GDP is likely to modestly recover by 2pc in the next financial year, says the State Bank of Pakistan (SBP). The public debt is expected to increase from 85pc to around 90pc of GDP at the end of this year, reversing the progress made earlier to contain it under the painful reforms dictated by the International Monetary Fund (IMF). The Fund, however, says the public debt will subsequently drop gradually over the next five years.

The government has partially reopened the economy in addition to implementing a raft of measures to support businesses and transfer cash into the hands of the 12m poor across the country. Besides, it has given a generous relief package for the construction industry to revive some growth and save millions of low-paid, temporary jobs. The fiscal and policy measures announced will cost an additional Rs500bn over a period of several months.

‘If the government doesn’t give us wage grants, every firm, small or large, will have to eventually lay off people; no company will borrow to pay its workers while losing money’

The SBP too has taken several liquidity management and regulatory initiatives to support government efforts, starting with a reduction of 4.25pc in its policy rate in one month. Other initiatives include the release of additional funds to the banks for lending, deferment of principal payments on outstanding loans, debt restructuring facility for businesses in trouble and an increase in the loan limit for the retail SMEs. It has also announced a concessionary, temporary refinance scheme for businesses that will not reduce their payroll during the lockdown period in order to protect jobs, as well as cheaper, long-term financing scheme for new investments in the industry.

The government and the central bank have been helped in their efforts by the generous support of $1.4bn from the IMF, $1.7bn from the Asian Development Bank and debt relief of $12bn by official creditors. More Covid-19 assistance from other donors is already on its way.

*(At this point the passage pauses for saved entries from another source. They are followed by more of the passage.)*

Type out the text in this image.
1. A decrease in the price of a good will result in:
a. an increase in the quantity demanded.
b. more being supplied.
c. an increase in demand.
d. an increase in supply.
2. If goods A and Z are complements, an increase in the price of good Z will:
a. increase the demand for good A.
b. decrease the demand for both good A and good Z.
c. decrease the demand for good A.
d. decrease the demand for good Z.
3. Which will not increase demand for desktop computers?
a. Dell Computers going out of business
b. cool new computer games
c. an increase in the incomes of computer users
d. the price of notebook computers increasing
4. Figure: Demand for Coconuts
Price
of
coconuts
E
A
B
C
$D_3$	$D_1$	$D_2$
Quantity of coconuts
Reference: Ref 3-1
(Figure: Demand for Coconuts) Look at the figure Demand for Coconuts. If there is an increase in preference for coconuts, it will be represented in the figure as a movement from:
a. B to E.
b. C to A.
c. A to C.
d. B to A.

Nevertheless, the business owners do not appear much impressed by the initiatives so far announced by the government or the central bank. “This is not the time for the government to be timid in its response to the enormous challenge thrown by the Covid-19 pandemic; it now has significant fiscal space to support the businesses and workers both. The failure to act now will have colossal, long-term repercussions for the economy and people. We are being asked to not retrench workers and continue to pay salaries but what help will we get?” a major businessman said on condition of anonymity.

He was of the view that the government should pick up at least 50pc of the wage bill of all businesses affected if it wants them to maintain their payroll; a demand being made by almost every sector from the SMEs to large manufacturers. “How long do you think we will be able to maintain our pre-Covid-19 payroll? If the government doesn’t give us wage grants, every firm, small or large, will have to eventually lay off people. No company will borrow to pay the workers while it is losing money due to closure. Most have already started trimming their workforce to cut their losses,” he warned.

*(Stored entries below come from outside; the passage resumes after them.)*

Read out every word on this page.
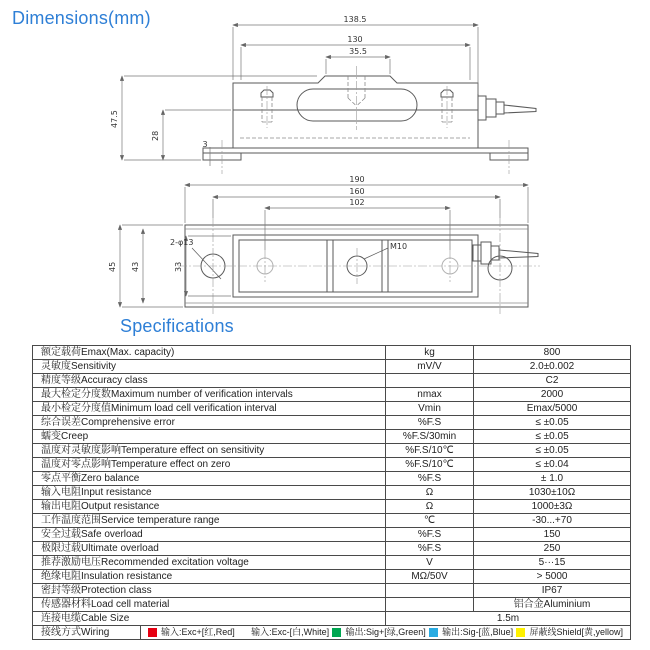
Dimensions(mm)	138.5
130
35.5
47.5
28
3
190
160
102
45 43	33
2-φ13	M10
Specifications
额定载荷Emax(Max. capacity)		kg	800
灵敏度Sensitivity		mV/V	2.0±0.002
精度等级Accuracy class			C2
最大检定分度数Maximum number of verification intervals		nmax	2000
最小检定分度值Minimum load cell verification interval		Vmin	Emax/5000
综合误差Comprehensive error		%F.S	≤ ±0.05
蠕变Creep		%F.S/30min	≤ ±0.05
温度对灵敏度影响Temperature effect on sensitivity		%F.S/10℃	≤ ±0.05
温度对零点影响Temperature effect on zero		%F.S/10℃	≤ ±0.04
零点平衡Zero balance		%F.S	± 1.0
输入电阻Input resistance		Ω	1030±10Ω
输出电阻Output resistance		Ω	1000±3Ω
工作温度范围Service temperature range		℃	-30...+70
安全过载Safe overload		%F.S	150
极限过载Ultimate overload		%F.S	250
推荐激励电压Recommended excitation voltage		V	5···15
绝缘电阻Insulation resistance		MΩ/50V	> 5000
密封等级Protection class			IP67
传感器材料Load cell material			铝合金Aluminium
连接电缆Cable Size		1.5m	
接线方式Wiring	输入:Exc+[红,Red] 输入:Exc-[白,White] 输出:Sig+[绿,Green] 输出:Sig-[蓝,Blue] 屏蔽线Shield[黄,yellow]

An auto parts supplier was of the view that the government could use the funds available with the Employees Old-Age Benefits Institution, the Workers Welfare Fund and the provincial social security institutions to support the wage bills of the SMEs for three to six months till they get back on their feet. “What are these funds for, if not to support the workers now?” He pointed out that several countries were offering significant tax breaks and wage subsidies for small businesses and temporarily waiving off interest payments in addition to subsidising utility bills and rents. Other measures include suspending social security and other such payments to help businesses get through the crisis without firing their workers.

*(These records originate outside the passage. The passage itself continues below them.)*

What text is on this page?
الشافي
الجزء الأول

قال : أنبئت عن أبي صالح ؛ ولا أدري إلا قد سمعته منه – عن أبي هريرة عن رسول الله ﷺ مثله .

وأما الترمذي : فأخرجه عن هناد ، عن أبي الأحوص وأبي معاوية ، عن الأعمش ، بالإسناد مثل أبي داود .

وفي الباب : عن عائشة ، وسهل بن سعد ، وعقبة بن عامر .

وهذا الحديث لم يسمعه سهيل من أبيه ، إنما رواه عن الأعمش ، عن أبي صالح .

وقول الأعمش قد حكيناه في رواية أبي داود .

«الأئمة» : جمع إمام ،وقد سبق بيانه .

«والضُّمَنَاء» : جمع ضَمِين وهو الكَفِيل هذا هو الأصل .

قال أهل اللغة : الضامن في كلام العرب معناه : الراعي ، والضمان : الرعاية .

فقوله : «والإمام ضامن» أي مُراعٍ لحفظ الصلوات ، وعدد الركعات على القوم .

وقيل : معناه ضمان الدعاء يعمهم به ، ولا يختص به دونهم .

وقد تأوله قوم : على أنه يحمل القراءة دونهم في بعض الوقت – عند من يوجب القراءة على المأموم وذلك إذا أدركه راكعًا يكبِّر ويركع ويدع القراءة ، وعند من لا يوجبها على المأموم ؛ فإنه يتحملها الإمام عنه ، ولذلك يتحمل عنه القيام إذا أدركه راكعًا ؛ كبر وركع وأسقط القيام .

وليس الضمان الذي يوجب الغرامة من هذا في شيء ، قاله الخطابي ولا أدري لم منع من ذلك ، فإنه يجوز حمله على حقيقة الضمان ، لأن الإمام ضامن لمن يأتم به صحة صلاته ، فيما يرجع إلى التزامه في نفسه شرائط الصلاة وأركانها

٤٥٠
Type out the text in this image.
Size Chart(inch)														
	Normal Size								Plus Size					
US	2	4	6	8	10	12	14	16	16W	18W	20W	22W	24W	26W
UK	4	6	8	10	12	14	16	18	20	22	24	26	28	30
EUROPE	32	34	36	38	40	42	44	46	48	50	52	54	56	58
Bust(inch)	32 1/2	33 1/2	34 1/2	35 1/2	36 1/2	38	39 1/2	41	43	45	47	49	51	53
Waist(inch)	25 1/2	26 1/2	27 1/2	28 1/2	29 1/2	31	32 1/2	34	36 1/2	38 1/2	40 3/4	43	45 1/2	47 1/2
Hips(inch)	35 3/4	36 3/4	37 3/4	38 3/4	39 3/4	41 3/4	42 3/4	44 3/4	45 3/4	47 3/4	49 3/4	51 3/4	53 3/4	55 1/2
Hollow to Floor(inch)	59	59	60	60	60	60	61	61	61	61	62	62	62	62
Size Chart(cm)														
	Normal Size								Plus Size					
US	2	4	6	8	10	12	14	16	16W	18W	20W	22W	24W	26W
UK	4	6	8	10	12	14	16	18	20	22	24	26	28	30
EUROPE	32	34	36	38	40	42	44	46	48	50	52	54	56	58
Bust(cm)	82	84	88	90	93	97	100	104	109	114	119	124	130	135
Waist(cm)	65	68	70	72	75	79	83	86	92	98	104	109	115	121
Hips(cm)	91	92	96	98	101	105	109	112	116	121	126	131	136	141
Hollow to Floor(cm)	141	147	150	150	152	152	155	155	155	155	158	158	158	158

A prominent textile exporter was of the view that the lockdown is going to have a drastic impact on the industry. “The businesses will continue to reel under the impact of this unprecedented health crisis for a long time. The government has ample room to support industry and jobs; the decrease in interest rates and foreign assistance from multilateral and bilateral creditors has created more than enough space to help the economy. If it doesn’t, it should create if it doesn’t want to kill the economy.”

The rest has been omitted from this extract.